[Spice-devel] [PATCH spice-streaming-agent v5 2/2] Implement handling of error messages from the server
Frediano Ziglio
fziglio at redhat.com
Wed Mar 7 16:51:51 UTC 2018
> > On 7 Mar 2018, at 16:14, Frediano Ziglio <fziglio at redhat.com> wrote:
> >
> >>
> >> On Wed, Mar 07, 2018 at 03:01:43PM +0100, Christophe de Dinechin wrote:
> >>> Also, on an arch like ARM. the packed attribute gives the compiler the
> >>> opportunity to use special mis-aligned load and store instructions. So
> >>> it’s a good thing, isn’t it?
> >>
> >> Iirc the compiler was not doing that much magic last time the issue came
> >> up.
> >>
> >> Christophe
> >>
> >
> > Don't exactly agree.
> > Was quite confusing.
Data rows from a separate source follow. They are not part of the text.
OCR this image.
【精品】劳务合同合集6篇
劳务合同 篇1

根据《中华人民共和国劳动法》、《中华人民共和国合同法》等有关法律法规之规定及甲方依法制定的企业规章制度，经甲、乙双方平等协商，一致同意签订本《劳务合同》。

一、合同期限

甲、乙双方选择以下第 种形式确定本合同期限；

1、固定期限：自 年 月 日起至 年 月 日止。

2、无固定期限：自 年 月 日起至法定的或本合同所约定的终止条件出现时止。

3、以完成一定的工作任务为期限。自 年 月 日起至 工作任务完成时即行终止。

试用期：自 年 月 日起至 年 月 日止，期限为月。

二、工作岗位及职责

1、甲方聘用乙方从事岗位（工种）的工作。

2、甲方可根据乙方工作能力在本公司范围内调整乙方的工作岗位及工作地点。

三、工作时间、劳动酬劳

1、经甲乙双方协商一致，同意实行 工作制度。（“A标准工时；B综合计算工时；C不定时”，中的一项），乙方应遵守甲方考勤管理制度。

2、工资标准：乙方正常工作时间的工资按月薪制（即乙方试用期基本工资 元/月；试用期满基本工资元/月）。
There were 2 patches, one to fix ARMv7 and alignment
> > of
> > 64 bit and one to fix old ARMv5.
> > We didn't have much test environment and the reply for testing was very
> > few so we didn't have much confirmations.
> > When I tried directly using a ARM machine the code and speed improved a
> > lot.
>
> Very interesting. Last time the issue of alignment came up, I did some tests
> for misaligned accesses on various generations of x86 and ARM. On x86, I
> could see no performance impact at all for any Core-i5 and i7 machine, and
> barely noticeable for earlier ones. For ARM, the performance impact was more
> serious, but much less than I anticipated. I can try to re-do the experiment
> if anybody is interested.
>
> My conclusion at the time, which was a surprise to me, was that alignment no
> longer mattered at all on x86.
>
> > Is confusing actually that the unaligned access code is generated only for
> > structures.
> >
On ARMv7 a misaligned access to a 64 bit causes a trap to the kernel
and an emulation, you can understand is quite slow.
On other machines (SPARC) there are specific instructions for misaligned access
so if you don't have packed and misalignment you either get a signal or
an emulation.
On old machines (ARMv5) you have to read byte-by-byte (or emulation).
In x86 is hard to notice the difference, unless you use lock/atomic (as you
have an exception). You can notice the difference on random access
or large containers. For instance QXLRam is defined packed but contains
integers used with atomic operation. Luckily they are aligned!